L’arme des mots

Marianne Payot Journaliste

Quand un repenti de la Mafia, exilé en France, rencontre une Brother 900. Diabolique Benacquista

Si un méchant n’est puni ni par la justice ni par sa mauvaise conscience, à quoi bon inventer des personnages positifs qui respectent une morale ?  » La question ne cesse de tarauder Tonino Benacquista. Et c’est avec une belle constance que l’auteur tente d’y répondre, flirtant, de romans en pièce de théâtre, avec les notions d’immoralité, d’impunité, de culpabilité. Lu à travers ce prisme, Malavita, son dernier roman, est une sorte d’apothéose, de feu d’artifice, qui se joue, avec maestria, du sujet.

L’idée de génie de Benacquista est d’avoir choisi pour héros un repenti. Non pas une de ces petites balances de banlieue, mais un vrai de vrai, un dur, un Italo-Américain de Newark, qui a fait tomber trois des plus gros caïds de la côte Est. Parmi les mafiosi inculpés, Don Mimino, le  » capo di tutti i capi « , condamné à trois cents années incompressibles. La sentence du chef suprême de Cosa Nostra est immédiate : 200 millions de dollars à celui qui aura la peau du repenti Giovanni Manzoni. Un repenti sans repentance aucune. Depuis qu’il a fait sienne cette maxime d’Al Capone :  » On obtient plus de choses en étant poli et armé qu’en étant juste poli « , il n’a jamais dévié ni flanché.

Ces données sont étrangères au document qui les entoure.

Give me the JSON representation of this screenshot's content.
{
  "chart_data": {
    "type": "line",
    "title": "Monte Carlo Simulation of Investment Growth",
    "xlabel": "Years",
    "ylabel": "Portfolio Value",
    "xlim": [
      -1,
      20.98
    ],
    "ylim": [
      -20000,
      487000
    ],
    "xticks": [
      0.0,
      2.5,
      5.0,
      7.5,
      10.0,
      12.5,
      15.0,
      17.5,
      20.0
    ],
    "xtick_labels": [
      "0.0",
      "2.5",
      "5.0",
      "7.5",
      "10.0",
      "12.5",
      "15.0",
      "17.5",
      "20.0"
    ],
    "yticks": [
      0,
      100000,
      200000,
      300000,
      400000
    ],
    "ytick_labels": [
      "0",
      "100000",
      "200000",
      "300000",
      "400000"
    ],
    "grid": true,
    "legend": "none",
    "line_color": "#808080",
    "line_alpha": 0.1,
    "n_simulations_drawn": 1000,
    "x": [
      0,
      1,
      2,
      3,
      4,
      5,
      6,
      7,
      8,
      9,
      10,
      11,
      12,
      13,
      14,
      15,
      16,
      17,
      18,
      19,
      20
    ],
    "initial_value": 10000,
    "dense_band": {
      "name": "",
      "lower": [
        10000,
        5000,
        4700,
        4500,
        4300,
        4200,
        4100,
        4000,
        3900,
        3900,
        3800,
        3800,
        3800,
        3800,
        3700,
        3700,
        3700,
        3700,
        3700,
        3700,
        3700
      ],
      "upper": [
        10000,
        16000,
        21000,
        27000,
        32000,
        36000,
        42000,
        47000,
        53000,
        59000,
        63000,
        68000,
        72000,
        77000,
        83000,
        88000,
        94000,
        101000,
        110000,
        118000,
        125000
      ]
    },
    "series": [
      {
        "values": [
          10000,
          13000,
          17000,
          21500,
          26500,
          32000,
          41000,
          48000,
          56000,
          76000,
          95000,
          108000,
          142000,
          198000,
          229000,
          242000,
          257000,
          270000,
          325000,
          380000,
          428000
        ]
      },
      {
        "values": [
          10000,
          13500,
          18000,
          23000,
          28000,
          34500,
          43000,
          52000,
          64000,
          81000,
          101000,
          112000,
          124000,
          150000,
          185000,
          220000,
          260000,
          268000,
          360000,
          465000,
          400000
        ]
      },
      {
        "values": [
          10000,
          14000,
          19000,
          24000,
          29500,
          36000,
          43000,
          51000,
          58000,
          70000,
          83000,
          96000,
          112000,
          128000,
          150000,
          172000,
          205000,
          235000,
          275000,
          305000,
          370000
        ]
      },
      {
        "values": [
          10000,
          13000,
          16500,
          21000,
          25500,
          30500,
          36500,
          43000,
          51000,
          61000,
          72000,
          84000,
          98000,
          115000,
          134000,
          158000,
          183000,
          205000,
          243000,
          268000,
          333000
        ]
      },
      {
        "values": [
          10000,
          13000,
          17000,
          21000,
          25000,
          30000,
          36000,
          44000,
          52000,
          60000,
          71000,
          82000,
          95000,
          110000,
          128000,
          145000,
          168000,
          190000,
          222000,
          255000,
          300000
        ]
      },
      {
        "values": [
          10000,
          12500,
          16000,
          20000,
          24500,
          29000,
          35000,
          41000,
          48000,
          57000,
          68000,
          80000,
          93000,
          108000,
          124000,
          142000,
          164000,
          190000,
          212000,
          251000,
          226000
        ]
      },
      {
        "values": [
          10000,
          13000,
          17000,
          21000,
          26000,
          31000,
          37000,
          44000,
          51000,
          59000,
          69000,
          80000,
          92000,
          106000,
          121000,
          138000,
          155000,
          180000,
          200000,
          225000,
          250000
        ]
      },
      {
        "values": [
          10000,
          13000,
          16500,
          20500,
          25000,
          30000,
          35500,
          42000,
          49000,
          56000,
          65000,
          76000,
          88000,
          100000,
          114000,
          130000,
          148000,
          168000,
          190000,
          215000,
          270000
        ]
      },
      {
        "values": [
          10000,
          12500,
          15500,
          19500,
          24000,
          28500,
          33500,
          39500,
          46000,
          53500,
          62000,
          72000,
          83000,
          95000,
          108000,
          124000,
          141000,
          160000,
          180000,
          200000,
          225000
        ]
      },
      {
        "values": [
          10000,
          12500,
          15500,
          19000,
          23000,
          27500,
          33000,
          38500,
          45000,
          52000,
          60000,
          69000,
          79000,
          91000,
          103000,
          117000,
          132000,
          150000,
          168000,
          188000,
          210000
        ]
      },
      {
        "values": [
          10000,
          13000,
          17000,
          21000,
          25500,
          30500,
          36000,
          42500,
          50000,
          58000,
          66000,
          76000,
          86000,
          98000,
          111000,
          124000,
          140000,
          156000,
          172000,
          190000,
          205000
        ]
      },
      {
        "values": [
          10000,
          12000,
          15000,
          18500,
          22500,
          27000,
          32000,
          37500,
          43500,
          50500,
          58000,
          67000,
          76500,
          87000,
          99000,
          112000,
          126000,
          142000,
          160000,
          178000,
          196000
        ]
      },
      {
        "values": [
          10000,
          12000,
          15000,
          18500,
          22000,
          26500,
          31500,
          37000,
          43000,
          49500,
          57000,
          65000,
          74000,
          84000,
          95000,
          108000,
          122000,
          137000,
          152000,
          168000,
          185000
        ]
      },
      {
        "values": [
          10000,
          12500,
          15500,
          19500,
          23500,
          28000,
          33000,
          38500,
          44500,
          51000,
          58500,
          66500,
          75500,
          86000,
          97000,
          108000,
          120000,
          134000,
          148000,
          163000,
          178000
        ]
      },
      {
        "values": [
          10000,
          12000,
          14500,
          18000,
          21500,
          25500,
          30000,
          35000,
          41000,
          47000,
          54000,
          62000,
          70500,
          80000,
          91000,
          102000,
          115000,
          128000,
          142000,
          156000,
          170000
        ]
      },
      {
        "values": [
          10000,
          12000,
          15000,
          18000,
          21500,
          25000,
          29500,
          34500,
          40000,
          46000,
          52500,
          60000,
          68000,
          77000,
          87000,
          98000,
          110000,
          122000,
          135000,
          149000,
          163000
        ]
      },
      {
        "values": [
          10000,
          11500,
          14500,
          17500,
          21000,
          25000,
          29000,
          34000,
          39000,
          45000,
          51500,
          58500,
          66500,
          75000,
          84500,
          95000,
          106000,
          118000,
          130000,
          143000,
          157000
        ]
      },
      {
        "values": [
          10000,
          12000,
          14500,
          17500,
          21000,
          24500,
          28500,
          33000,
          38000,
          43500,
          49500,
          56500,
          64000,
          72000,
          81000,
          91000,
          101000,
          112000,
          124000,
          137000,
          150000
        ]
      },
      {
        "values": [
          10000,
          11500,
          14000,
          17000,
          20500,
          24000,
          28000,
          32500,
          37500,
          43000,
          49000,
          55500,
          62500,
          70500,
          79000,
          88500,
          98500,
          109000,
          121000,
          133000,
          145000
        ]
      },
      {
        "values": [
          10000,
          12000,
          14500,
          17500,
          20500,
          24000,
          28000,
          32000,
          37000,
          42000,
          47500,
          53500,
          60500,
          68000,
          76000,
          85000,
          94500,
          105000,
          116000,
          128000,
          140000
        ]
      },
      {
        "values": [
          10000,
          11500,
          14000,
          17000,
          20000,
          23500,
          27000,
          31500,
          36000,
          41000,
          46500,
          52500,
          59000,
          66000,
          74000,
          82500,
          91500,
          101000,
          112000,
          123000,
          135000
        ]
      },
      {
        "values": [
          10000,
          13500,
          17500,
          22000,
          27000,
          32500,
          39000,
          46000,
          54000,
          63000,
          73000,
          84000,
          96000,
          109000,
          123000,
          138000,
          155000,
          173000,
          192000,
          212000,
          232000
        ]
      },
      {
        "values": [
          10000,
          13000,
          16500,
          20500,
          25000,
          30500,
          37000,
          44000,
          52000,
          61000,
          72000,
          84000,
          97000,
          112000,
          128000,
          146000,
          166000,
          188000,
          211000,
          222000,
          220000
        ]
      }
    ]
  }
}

Le voilà donc, sous la haute protection du FBI, transformé en Frederick Blake, paisible Américain tout juste installé à Cholong-sur-Avre, en Normandie. A ses côtés, Maggie, sa femme, Belle, sa fille, et Warren, son fils, s’adaptent, vaille que vaille, à leur nouvelle vie d’exilés. Sous l’£il endormi de Malavita, un bouvier australien gris cendre particulièrement placide. Benacquista adore les détails. Et c’est ce qui donne toute leur saveur et leur limpidité à ses romans. L’intégration des enfants Blake dans l’école du bourg normand, les courses de Maggie à la supérette de l’avenue de la Gare, le barbecue offert aux voisins sont des plus désopilants.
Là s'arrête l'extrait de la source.